CubaPLUS Magazine

Cirilo Villaverde and His Journey in Search of National Identity

By Yahumila Hidalgo Ceruto Photos: José Tito Meriño
Dec 13, 2025
Cirilo Villaverde and His Journey in Search of National Identity

Cirilo Villaverde, born in San Diego de Núñez, Pinar del Río, was one of those intellectuals—a journalist, writer, founder of periodicals, and an independence patriot—who immersed themselves in the quest for the elements that constitute national identity. His work spanned from the descriptions of the mountains and caves of his native Pinar del Río to portraits of the streets and society of Havana in the first half of the 19th century.

Villaverde is a writer primarily known in Cuba for his novels, especially Cecilia Valdés. However, what is less known about this author is that he was also one of the pioneers of speleology in the country.

Loma del Ángel is a steep street in Havana, crowned at its summit by a church of the same celestial name. These are the very streets that serve as the setting for the love affair between Cecilia Valdés, a beautiful, poor, orphaned mestiza, and Leonardo de Gamboa, a young man of noble birth. This novel portrays colonial Cuba in the first half of the 19th century and the monstrous outcomes generated by slavery in the society of that era.

07-Cirilo-Villaverde4_4.jpg"Villaverde's magnum opus is a true compass, like Ariadne's thread guiding us to grasp the convulsing images of a society that was shaking and unsettled in search of its own identity," notes Salvador Bueno.

The book, whose definitive version was published in 1882 with the subtitle Loma del Ángel, has been adapted for musical theater and film. Currently, in front of the Church of El Ángel, there is a life-size statue of Cecilia Valdés, and a bust of her creator has been placed a few meters away.

Villaverde and Cuban Nature

The writer's interest was also directed toward natural landscapes. He was an enthusiastic explorer who meticulously described his journeys through the caves and forests of the Pinar del Río mountains, which held scenic treasures that, until then, had scarcely any existing descriptions.
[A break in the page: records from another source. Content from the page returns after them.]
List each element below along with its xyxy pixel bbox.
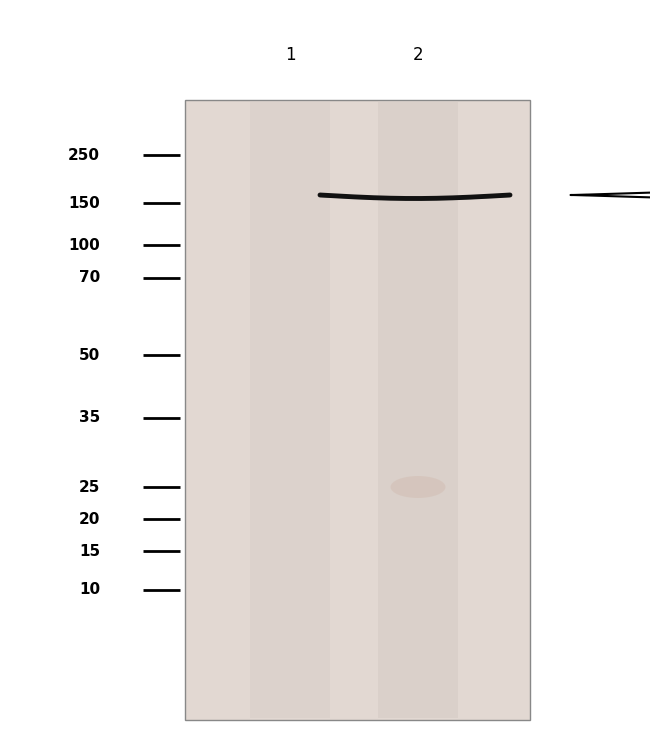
Text: 1: 1: [285, 46, 295, 64]
Text: 25: 25: [79, 479, 100, 495]
Text: 250: 250: [68, 148, 100, 163]
Text: 100: 100: [68, 237, 100, 253]
Text: 10: 10: [79, 583, 100, 597]
Text: 15: 15: [79, 543, 100, 559]
Text: 20: 20: [79, 512, 100, 526]
Bar: [250, 102, 330, 718]
Bar: [378, 102, 458, 718]
Bar: [185, 100, 530, 720]
Text: 2: 2: [413, 46, 423, 64]
Text: 35: 35: [79, 411, 100, 425]
Text: 70: 70: [79, 271, 100, 285]
Text: 50: 50: [79, 348, 100, 362]
Text: 150: 150: [68, 195, 100, 211]
Ellipse shape: [391, 476, 445, 498]
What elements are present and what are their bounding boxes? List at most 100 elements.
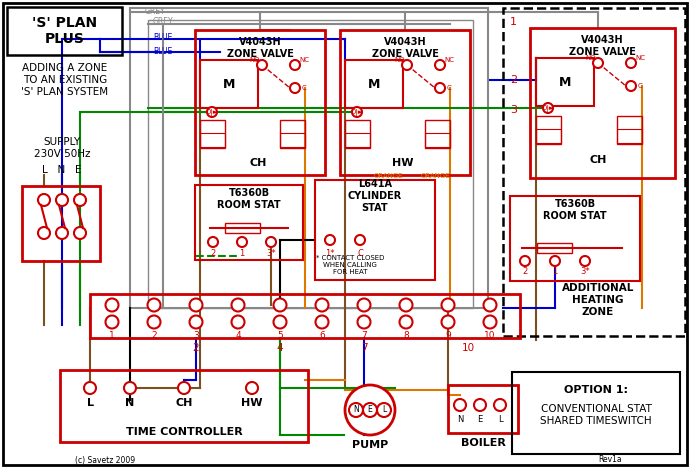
Text: 1: 1 [109,330,115,339]
Text: 1*: 1* [325,249,335,257]
Text: N: N [457,415,463,424]
Text: 'S' PLAN
PLUS: 'S' PLAN PLUS [32,16,97,46]
Text: C: C [446,85,451,91]
Text: M: M [559,75,571,88]
Bar [315,180,435,280]
Text: ADDING A ZONE
TO AN EXISTING
'S' PLAN SYSTEM: ADDING A ZONE TO AN EXISTING 'S' PLAN SY… [21,63,108,96]
Circle shape [520,256,530,266]
Text: T6360B
ROOM STAT: T6360B ROOM STAT [543,199,607,221]
Circle shape [207,107,217,117]
Text: NO: NO [250,57,260,63]
Text: BLUE: BLUE [153,32,172,42]
Text: 7: 7 [361,330,367,339]
Text: OPTION 1:: OPTION 1: [564,385,628,395]
Text: GREY: GREY [145,7,166,15]
Text: 4: 4 [235,330,241,339]
Text: O|►: O|► [351,109,364,116]
Text: 10: 10 [484,330,495,339]
Text: 2: 2 [151,330,157,339]
Text: 10: 10 [462,343,475,353]
Text: CONVENTIONAL STAT
SHARED TIMESWITCH: CONVENTIONAL STAT SHARED TIMESWITCH [540,404,652,426]
Bar [512,372,680,454]
Bar [448,385,518,433]
Text: 1: 1 [553,268,558,277]
Bar [200,133,225,147]
Circle shape [454,399,466,411]
Text: GREY: GREY [153,17,174,27]
Text: N: N [126,398,135,408]
Bar [530,28,675,178]
Circle shape [377,403,391,417]
Circle shape [626,58,636,68]
Circle shape [148,315,161,329]
Circle shape [363,403,377,417]
Circle shape [266,237,276,247]
Text: Rev1a: Rev1a [598,455,622,465]
Circle shape [106,315,119,329]
Bar [345,60,403,108]
Text: CH: CH [249,158,267,168]
Circle shape [315,299,328,312]
Bar [617,116,642,144]
Bar [195,30,325,175]
Text: TIME CONTROLLER: TIME CONTROLLER [126,427,242,437]
Text: BOILER: BOILER [460,438,506,448]
Text: C: C [302,85,306,91]
Circle shape [357,315,371,329]
Circle shape [484,299,497,312]
Text: 7: 7 [361,343,367,353]
Text: C: C [638,83,642,89]
Bar [536,129,561,143]
Text: NC: NC [444,57,454,63]
Text: 9: 9 [445,330,451,339]
Text: L: L [382,405,386,415]
Circle shape [257,60,267,70]
Text: NC: NC [299,57,309,63]
Text: SUPPLY
230V 50Hz: SUPPLY 230V 50Hz [34,137,90,159]
Text: V4043H
ZONE VALVE: V4043H ZONE VALVE [371,37,438,59]
Text: ADDITIONAL
HEATING
ZONE: ADDITIONAL HEATING ZONE [562,284,634,316]
Bar [195,185,303,260]
Bar [200,60,258,108]
Text: M: M [368,78,380,90]
Circle shape [474,399,486,411]
Circle shape [106,299,119,312]
Circle shape [626,81,636,91]
Bar [340,30,470,175]
Text: BLUE: BLUE [153,47,172,57]
Circle shape [290,83,300,93]
Text: 8: 8 [403,330,409,339]
Text: 1: 1 [510,17,517,27]
Text: L641A
CYLINDER
STAT: L641A CYLINDER STAT [348,179,402,212]
Circle shape [190,299,202,312]
Circle shape [124,382,136,394]
Circle shape [349,403,363,417]
Text: M: M [223,78,235,90]
Circle shape [38,194,50,206]
Text: 2: 2 [510,75,517,85]
Circle shape [400,299,413,312]
Text: 3: 3 [193,330,199,339]
Text: O|►: O|► [206,109,219,116]
Text: 3: 3 [510,105,517,115]
Circle shape [84,382,96,394]
Bar [225,223,260,233]
Bar [425,133,450,147]
Text: 3*: 3* [580,268,590,277]
Bar [536,116,561,144]
Text: 2: 2 [522,268,528,277]
Circle shape [435,60,445,70]
Circle shape [74,194,86,206]
Text: 2: 2 [210,249,215,257]
Circle shape [580,256,590,266]
Text: ORANGE: ORANGE [420,173,450,179]
Text: HW: HW [241,398,263,408]
Circle shape [74,227,86,239]
Bar [617,129,642,143]
Circle shape [402,60,412,70]
Circle shape [315,315,328,329]
Text: O|►: O|► [542,104,555,111]
Bar [345,120,370,148]
Text: N: N [353,405,359,415]
Circle shape [494,399,506,411]
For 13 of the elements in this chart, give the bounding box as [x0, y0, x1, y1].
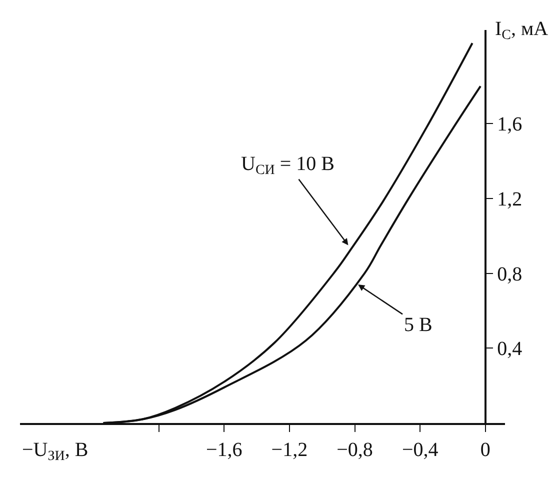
- y-axis-title: I$_{С}$, мА: [495, 18, 549, 44]
- x-tick-label: −1,6: [206, 438, 242, 461]
- y-tick-label: 0,4: [497, 338, 522, 360]
- x-tick-label: −0,4: [402, 438, 438, 461]
- y-tick-label: 1,2: [497, 188, 522, 210]
- x-tick-label: 0: [480, 438, 490, 461]
- x-tick-label: −0,8: [336, 438, 373, 461]
- y-tick-label: 1,6: [497, 114, 522, 136]
- x-axis-title: −U$_{ЗИ}$, В: [22, 439, 88, 464]
- annotation: U$_{СИ}$ = 10 В: [241, 153, 335, 178]
- x-tick-label: −1,2: [271, 438, 308, 461]
- annotation: 5 В: [404, 314, 432, 336]
- y-tick-label: 0,8: [497, 263, 522, 286]
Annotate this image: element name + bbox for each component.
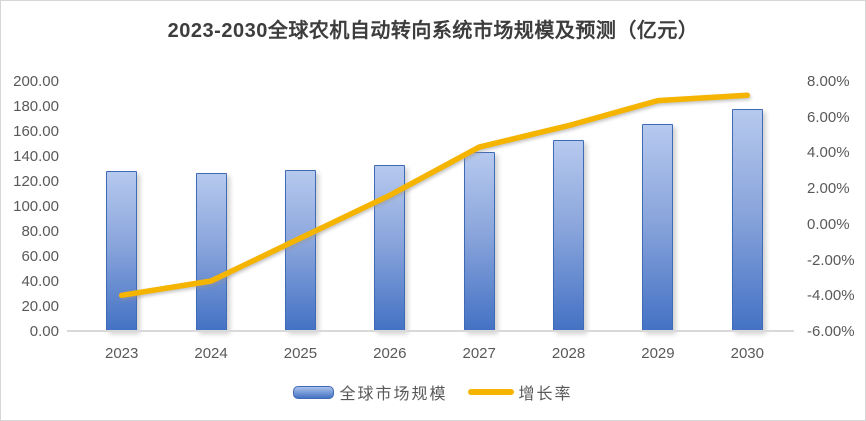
left-axis-tick: 180.00 — [13, 98, 59, 115]
right-axis-tick: 0.00% — [807, 215, 850, 233]
bar-2024 — [195, 172, 227, 331]
right-axis-tick: 2.00% — [807, 180, 850, 198]
legend: 全球市场规模 增长率 — [1, 380, 865, 404]
left-axis-tick: 60.00 — [21, 248, 59, 265]
left-axis-tick: 160.00 — [13, 123, 59, 140]
x-axis-label-2023: 2023 — [105, 345, 139, 362]
bar-2029 — [642, 124, 674, 331]
right-axis-tick: 6.00% — [807, 108, 850, 126]
right-axis-tick: 4.00% — [807, 144, 850, 162]
left-axis-tick: 100.00 — [13, 198, 59, 215]
left-axis-tick: 80.00 — [21, 223, 59, 240]
left-axis-tick: 20.00 — [21, 298, 59, 315]
x-axis-label-2025: 2025 — [283, 345, 318, 362]
bar-2026 — [374, 164, 406, 331]
bar-2023 — [106, 171, 138, 331]
right-axis-tick: -6.00% — [807, 323, 855, 340]
left-axis-tick: 200.00 — [13, 73, 59, 90]
legend-line-label: 增长率 — [518, 386, 573, 403]
x-axis-label-2027: 2027 — [462, 345, 496, 362]
right-axis-tick: 8.00% — [807, 73, 850, 90]
bar-2028 — [553, 139, 585, 331]
left-axis-tick: 40.00 — [21, 273, 59, 290]
left-axis-tick: 140.00 — [13, 148, 59, 165]
x-axis-label-2028: 2028 — [551, 345, 586, 362]
bar-2030 — [731, 108, 763, 331]
x-axis-label-2026: 2026 — [373, 345, 407, 362]
x-axis-label-2024: 2024 — [194, 345, 228, 362]
legend-bar-label: 全球市场规模 — [339, 386, 448, 403]
x-axis-label-2029: 2029 — [641, 345, 675, 362]
x-axis-label-2030: 2030 — [730, 345, 764, 362]
right-axis-tick: -2.00% — [807, 251, 855, 269]
chart-title: 2023-2030全球农机自动转向系统市场规模及预测（亿元） — [167, 20, 699, 42]
right-axis-tick: -4.00% — [807, 287, 855, 305]
left-axis-tick: 0.00 — [29, 323, 59, 340]
bar-2027 — [463, 152, 495, 331]
left-axis-tick: 120.00 — [13, 173, 59, 190]
legend-line-swatch-icon — [467, 389, 514, 395]
x-axis-line — [67, 330, 794, 332]
legend-bar-swatch-icon — [293, 385, 335, 399]
bar-2025 — [284, 169, 316, 331]
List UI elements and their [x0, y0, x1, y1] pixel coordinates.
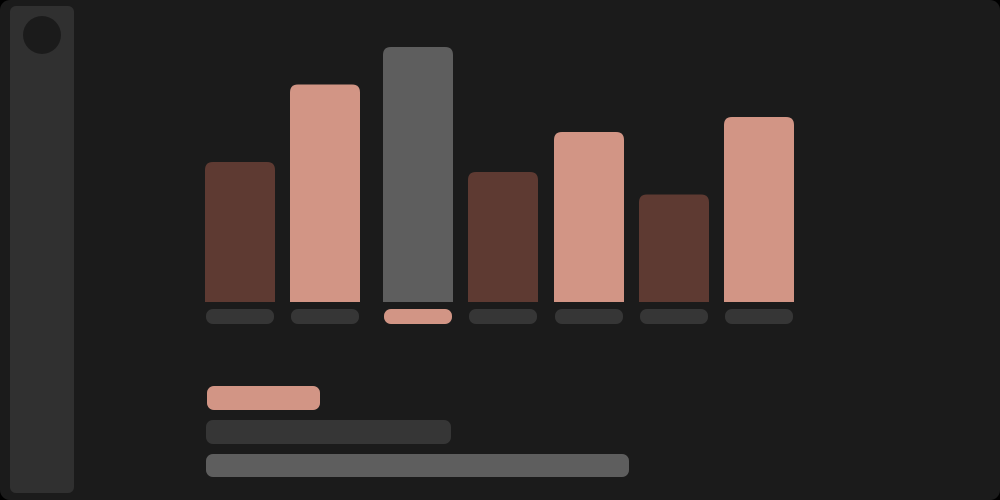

In his book Excursión a Vueltabajo (Excursion to Vueltabajo), published between 1842 and 1848 as a serial, along with other texts in El Faro Industrial of Havana, he describes various sites in the Sierra del Rosario, near El Pan de Guajaibón, the highest elevation in western Cuba.

His notes on the caves of Los Portales, Vargas, and Cueva de Canillas are particularly noteworthy. Antonio Núñez Jiménez mentions these in his book Cuba Subterránea (Subterranean Cuba), recognizing Villaverde as a precursor of Cuban speleology. Excursión a Vuelta Abajo has served as a basis for establishing protected areas in Cuba, such as Mil Cumbres in Sierra del Rosario, Pinar del Río province, which has incorporated these descriptions into its management plans as a reference for the study and characterization of the area.

Cirilo's was an observant gaze, whose literary journeys were fundamentally guided by the search for the essence of what it means to be Cuban.